In 1940, one of Ethel’s horses, Gallahadion, won the Kentucky Derby.
Eventually Franklin and Ethel were interred in Minneapolis.
Forrest Edward Mars
Forrest was born 21 March 1904, while Franklin was married to his first wife.
Forrest had a difficult history with his father, Franklin. In the early 1930s, Forrest tried to convince his father Franklin to sell Milky Way bars in Canada, but Franklin refused to allow it. Angry, Forrest left his father’s company — and the country — in 1932. His dad had previously given him a share in the Mars company. His dad “bought him out”, giving him in exchange for his share of the company $50,000 US and overseas marketing rights for Snickers. Forrest worked for a short while for Tobler and for Nestlé, then moved to England and set up a candy company just outside London called “Food Manufacturers.” He also started a line of canned pet food, which was a new concept, though a new company he called Petfoods, Ltd. (He would later enter the pet food business in America under the name of Kal Kan Foods, Inc. in 1968.)
Forrest returned to live in the United States in 1939, and started a business there in 1940, making a new candy he called M&Ms. He married his wife Audrey (who died in 1989), and the couple had two sons: John Mars, and Forrest Mars, Junior, who retired from the company in April 1999 at the age of 68.

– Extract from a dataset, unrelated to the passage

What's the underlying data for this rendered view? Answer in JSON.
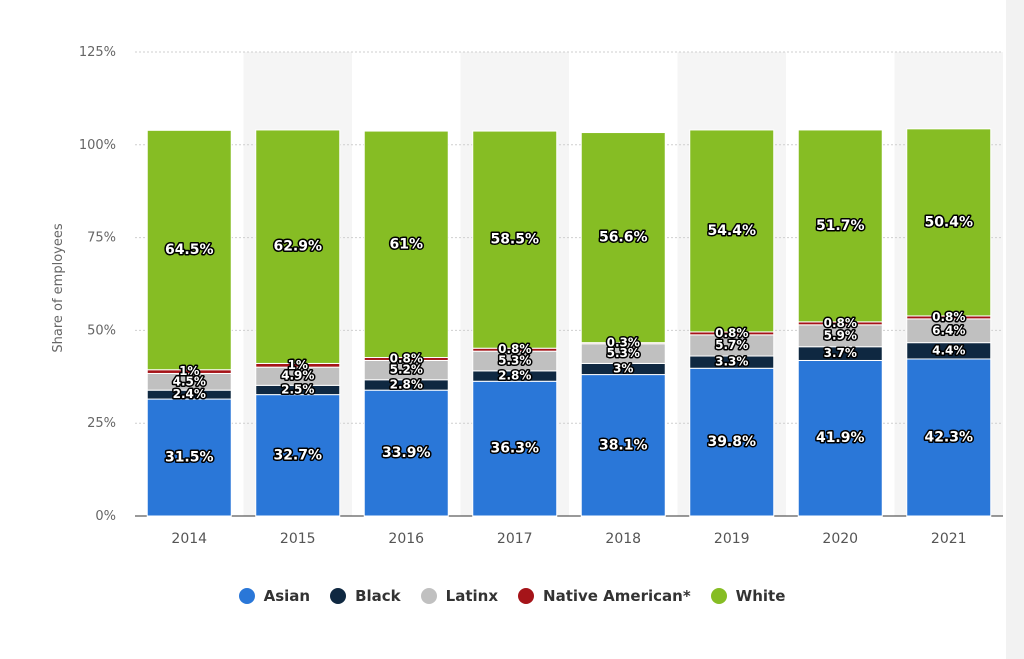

In 1964, Forrest merged the Mars company with his own businesses. He did away with the executive dining room, fired the chefs, and sold off the art. He introduced a time clock for workers — if you were late your pay that month was reduced by 10 percent. But at the same time, he raised salary by 30% and raised the incentive bonus pay — if the company did well in a given year, you could get a bonus worth up to fifteen extra weeks of salary.

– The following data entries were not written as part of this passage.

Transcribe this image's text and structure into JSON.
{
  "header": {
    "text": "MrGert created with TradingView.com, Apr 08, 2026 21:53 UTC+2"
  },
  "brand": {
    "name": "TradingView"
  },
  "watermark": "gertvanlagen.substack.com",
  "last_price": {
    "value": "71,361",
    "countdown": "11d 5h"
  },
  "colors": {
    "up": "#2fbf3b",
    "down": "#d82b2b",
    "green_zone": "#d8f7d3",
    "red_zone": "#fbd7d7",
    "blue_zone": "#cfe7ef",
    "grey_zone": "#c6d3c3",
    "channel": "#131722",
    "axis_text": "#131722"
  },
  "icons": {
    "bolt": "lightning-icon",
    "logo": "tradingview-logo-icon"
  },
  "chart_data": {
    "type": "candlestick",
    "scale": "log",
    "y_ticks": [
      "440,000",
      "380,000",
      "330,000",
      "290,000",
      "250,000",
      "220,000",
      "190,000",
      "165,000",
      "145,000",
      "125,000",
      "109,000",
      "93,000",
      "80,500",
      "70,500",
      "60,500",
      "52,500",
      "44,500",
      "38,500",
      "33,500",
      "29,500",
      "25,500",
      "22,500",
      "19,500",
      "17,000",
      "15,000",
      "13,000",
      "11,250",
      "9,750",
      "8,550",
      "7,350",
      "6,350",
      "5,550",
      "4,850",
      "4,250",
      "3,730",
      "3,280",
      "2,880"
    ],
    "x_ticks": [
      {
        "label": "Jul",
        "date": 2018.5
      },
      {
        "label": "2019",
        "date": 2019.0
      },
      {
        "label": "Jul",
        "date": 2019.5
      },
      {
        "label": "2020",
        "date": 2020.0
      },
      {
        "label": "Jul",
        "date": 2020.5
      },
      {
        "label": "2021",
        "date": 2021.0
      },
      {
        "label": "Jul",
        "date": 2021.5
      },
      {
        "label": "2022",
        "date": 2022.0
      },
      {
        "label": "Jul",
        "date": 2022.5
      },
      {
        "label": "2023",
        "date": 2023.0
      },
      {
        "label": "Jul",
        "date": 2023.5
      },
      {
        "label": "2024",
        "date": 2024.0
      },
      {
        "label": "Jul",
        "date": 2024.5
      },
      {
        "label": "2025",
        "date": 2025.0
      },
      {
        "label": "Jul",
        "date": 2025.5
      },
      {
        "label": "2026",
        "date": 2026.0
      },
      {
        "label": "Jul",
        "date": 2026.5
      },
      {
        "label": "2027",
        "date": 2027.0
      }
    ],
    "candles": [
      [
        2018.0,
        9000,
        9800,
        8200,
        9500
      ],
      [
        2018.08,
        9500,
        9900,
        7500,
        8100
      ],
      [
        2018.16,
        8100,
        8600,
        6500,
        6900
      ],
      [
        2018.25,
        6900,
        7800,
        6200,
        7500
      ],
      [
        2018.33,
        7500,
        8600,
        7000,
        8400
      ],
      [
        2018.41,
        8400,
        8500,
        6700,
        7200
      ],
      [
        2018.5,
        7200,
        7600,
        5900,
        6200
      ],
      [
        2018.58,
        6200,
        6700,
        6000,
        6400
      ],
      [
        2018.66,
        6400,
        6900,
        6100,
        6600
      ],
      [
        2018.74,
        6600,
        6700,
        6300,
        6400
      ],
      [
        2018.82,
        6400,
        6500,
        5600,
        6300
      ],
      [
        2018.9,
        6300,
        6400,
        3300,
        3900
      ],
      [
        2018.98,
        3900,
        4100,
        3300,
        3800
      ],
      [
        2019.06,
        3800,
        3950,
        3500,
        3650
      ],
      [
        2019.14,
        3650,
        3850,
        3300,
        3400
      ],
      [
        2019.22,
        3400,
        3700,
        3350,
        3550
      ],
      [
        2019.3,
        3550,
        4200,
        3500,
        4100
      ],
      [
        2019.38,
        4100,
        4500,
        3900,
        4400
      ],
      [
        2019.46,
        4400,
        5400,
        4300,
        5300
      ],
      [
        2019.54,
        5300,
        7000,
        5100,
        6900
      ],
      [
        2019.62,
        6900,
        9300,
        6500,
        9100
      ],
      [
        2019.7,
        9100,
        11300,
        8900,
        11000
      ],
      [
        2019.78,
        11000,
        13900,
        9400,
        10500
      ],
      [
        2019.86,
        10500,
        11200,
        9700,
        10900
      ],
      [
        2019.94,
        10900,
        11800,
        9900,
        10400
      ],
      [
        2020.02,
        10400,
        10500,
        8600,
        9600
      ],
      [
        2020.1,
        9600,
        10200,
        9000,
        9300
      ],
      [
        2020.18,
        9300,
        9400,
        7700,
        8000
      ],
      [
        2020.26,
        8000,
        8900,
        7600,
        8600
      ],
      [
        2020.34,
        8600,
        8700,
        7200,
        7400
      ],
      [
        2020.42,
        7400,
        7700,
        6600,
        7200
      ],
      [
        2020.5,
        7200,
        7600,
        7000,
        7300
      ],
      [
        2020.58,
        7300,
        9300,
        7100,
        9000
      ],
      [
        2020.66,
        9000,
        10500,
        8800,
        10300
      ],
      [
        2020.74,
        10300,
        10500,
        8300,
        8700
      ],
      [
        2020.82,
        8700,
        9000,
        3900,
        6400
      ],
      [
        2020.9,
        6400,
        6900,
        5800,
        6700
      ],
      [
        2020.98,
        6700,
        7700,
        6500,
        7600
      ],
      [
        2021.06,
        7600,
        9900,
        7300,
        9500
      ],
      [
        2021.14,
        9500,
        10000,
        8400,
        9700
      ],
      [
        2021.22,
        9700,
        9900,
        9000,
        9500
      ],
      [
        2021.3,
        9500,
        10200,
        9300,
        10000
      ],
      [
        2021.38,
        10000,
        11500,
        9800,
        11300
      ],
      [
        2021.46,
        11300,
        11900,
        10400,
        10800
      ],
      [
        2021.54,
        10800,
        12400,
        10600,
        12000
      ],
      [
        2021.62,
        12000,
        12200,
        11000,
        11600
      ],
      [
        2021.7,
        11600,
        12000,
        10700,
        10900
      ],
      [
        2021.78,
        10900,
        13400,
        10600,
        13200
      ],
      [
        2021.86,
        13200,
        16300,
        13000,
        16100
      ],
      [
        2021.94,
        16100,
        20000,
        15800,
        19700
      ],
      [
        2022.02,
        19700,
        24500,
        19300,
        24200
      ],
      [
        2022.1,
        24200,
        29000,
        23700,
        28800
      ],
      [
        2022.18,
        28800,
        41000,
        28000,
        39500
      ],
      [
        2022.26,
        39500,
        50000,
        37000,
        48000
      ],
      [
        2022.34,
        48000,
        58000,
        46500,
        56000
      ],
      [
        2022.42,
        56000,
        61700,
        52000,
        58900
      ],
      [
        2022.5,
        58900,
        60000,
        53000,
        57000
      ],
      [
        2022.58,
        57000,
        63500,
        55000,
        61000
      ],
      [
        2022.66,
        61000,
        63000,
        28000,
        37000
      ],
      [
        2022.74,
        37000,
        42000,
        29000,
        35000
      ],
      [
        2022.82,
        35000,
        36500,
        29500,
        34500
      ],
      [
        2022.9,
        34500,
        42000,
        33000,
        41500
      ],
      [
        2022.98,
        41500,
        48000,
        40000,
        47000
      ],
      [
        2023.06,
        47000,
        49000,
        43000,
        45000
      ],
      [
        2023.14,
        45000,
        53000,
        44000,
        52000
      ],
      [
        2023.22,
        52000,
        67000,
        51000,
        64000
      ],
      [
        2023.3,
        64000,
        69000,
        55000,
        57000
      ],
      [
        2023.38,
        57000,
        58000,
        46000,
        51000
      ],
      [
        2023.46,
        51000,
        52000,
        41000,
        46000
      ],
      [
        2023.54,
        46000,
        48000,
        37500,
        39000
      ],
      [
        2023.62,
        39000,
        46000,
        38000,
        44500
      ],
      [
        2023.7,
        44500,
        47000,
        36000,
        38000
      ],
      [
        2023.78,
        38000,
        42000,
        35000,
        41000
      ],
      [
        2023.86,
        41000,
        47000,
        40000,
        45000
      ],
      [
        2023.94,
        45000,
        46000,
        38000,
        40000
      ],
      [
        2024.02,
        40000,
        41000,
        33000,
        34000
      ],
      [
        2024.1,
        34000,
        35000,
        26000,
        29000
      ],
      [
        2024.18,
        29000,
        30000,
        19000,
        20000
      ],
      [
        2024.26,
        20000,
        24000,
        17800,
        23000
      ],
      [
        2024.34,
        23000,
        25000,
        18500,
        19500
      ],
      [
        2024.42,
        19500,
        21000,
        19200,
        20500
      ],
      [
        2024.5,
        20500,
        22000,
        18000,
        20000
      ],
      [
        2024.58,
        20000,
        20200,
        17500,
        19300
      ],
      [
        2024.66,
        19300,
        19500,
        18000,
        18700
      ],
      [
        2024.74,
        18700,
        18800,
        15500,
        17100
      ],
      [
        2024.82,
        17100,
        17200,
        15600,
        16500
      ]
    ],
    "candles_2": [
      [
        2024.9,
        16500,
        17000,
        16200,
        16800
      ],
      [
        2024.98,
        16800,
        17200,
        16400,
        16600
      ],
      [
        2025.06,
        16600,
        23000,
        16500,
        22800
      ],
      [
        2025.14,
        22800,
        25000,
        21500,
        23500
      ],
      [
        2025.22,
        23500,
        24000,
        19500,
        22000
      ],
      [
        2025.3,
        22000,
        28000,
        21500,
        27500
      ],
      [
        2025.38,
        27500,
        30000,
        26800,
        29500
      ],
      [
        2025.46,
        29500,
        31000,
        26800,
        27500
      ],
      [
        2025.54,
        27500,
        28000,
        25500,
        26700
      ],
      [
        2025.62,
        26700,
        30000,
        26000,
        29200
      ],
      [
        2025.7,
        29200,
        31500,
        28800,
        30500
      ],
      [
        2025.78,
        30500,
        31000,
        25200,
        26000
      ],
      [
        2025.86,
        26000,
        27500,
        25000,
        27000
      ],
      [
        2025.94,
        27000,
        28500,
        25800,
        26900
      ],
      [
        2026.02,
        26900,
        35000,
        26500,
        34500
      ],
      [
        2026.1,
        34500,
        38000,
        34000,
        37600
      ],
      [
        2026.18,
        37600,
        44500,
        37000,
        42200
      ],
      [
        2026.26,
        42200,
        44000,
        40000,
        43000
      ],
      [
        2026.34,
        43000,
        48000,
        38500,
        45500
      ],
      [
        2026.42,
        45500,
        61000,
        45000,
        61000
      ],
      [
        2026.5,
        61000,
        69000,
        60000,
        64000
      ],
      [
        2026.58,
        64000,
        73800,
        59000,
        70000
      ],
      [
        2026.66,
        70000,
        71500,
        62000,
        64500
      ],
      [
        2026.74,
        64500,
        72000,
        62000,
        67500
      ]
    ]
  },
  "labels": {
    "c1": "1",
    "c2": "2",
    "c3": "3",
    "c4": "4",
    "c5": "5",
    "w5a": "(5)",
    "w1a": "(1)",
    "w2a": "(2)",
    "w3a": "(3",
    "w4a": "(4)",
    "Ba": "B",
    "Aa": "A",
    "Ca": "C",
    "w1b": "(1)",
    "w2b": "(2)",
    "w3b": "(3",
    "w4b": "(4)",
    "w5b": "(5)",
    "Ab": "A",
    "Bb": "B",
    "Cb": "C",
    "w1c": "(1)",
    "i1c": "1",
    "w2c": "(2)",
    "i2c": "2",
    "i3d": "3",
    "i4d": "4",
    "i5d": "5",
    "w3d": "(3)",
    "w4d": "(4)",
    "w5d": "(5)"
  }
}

Some say that Forrest was a difficult person to work for. He had a real temper, but was good at delegating responsibility and authority. He called his employees “associates”, and made sure each of them knew that if something was wrong, they had the authority to stop the production line. He promoted from within the company, and was happy to pay over the odds on salaries to keep people.
His main interests were new products, new ways to do existing things better, and uniformity of product. He was secretive, shunning photographers and declining interviews — after 1930, when he was twenty-six, he only gave a total of two more interviews in the rest of his life.

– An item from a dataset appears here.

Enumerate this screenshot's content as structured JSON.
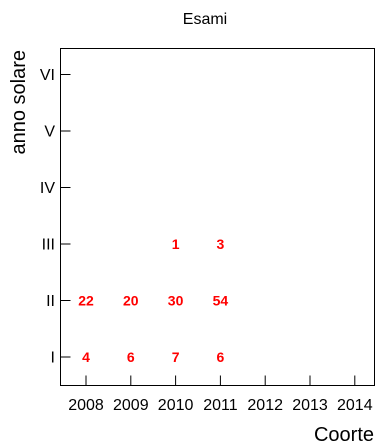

In 1973, at the age of 69, Forrest retired and let his sons take over, but for years afterwards Forrest would criticize the decisions his sons had made.
Restless in retirement, he started a new candy company in Las Vegas to make quality, hand-made chocolates, which he named after his mother, Ethel M. Chocolates. In 1994, a stroke confined him to a wheelchair. He spent the last five years of his life in Miami, and died in July 1999 at the age of 95.
Forrest also created the following brands:
As of 2021, the Mars company was still privately owned by the Mars family. John and Forrest Junior followed their father’s practice of keeping management level staff to a minimum number: as of 2000, the Mars headquarters in McLean, Virginia, still only had 50 people working in it.